Well, it has begun at last. The great multi-billion pound fire sale of bank-controlled property assets looks like it is underway. The Times reports today on the £100m sale of the half-finished Trinity Walk shopping centre in Wakefield. A project begun by the now-bust Modus funded by Allied Irish Bank: a project now to be completed by a JV that includes Sovereign Land, builders Shepherd, and the US fund, Area Property Partners, run by Bill Benjamin.
The deal will come as some relief to those who had begun to wonder if any of the deals being hawked round by the banks would ever complete. Just about every solvent and respectable property business of any size has been approached to take over stalled development deals by representatives of the Irish and British banks.

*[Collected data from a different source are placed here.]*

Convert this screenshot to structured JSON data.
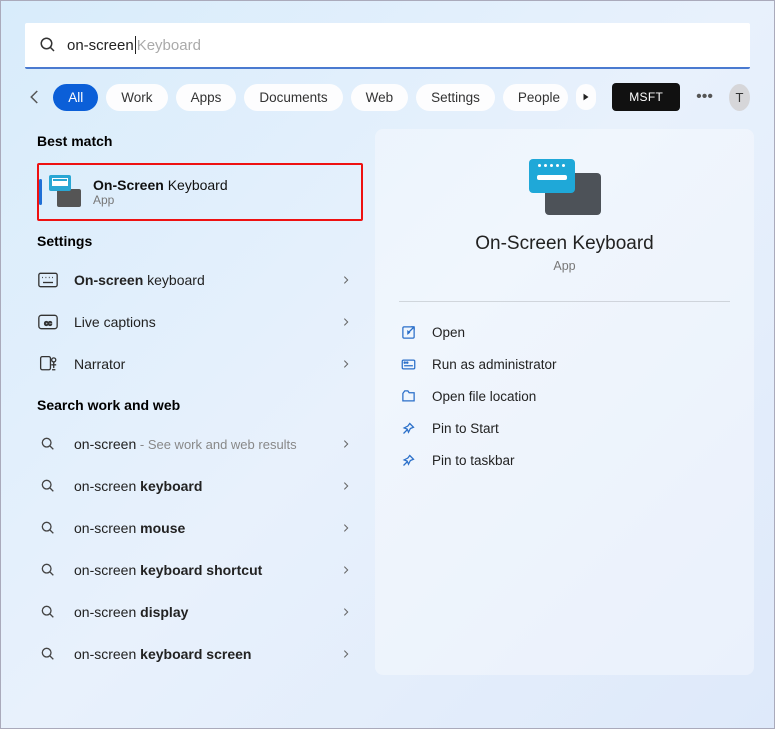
{
  "search": {
    "typed": "on-screen",
    "suggestion": "Keyboard"
  },
  "filters": [
    "All",
    "Work",
    "Apps",
    "Documents",
    "Web",
    "Settings",
    "People"
  ],
  "msft": "MSFT",
  "avatar": "T",
  "sections": {
    "best": "Best match",
    "settings": "Settings",
    "web": "Search work and web"
  },
  "bestMatch": {
    "title_bold": "On-Screen",
    "title_rest": " Keyboard",
    "type": "App"
  },
  "settingsItems": [
    {
      "bold": "On-screen",
      "rest": " keyboard"
    },
    {
      "bold": "",
      "rest": "Live captions"
    },
    {
      "bold": "",
      "rest": "Narrator"
    }
  ],
  "webItems": [
    {
      "pre": "on-screen",
      "bold": "",
      "sub": " - See work and web results"
    },
    {
      "pre": "on-screen ",
      "bold": "keyboard",
      "sub": ""
    },
    {
      "pre": "on-screen ",
      "bold": "mouse",
      "sub": ""
    },
    {
      "pre": "on-screen ",
      "bold": "keyboard shortcut",
      "sub": ""
    },
    {
      "pre": "on-screen ",
      "bold": "display",
      "sub": ""
    },
    {
      "pre": "on-screen ",
      "bold": "keyboard screen",
      "sub": ""
    }
  ],
  "preview": {
    "title": "On-Screen Keyboard",
    "type": "App"
  },
  "actions": [
    "Open",
    "Run as administrator",
    "Open file location",
    "Pin to Start",
    "Pin to taskbar"
  ]
}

Until now the gap between the percentage the banks wanted to keep as upside and percentage the buyers wanted has proved unbridgeable.
The Wakefield deal should provide evidence of the hit the Irish banks (sorry Government) are prepared to take on development deals. But what of those investment deals like the Silverburn shopping centre in Glasgow, put on the market for £250m in September by Lloyds?
Well, three property company directors and a leading retail agent spoken to in the last week have walked around the place - and been very impressed. There are said to be at least 30 serious bidders. One bidder suggested on Tuesday that he expected the price to go higher than £250m. That will please Lloyds no end if it happens. For it will prove that selling the best asset first was correct. Why? Because it may help create the impression that the huge piles of far worse kit awaiting sale is worth a little more than it really is.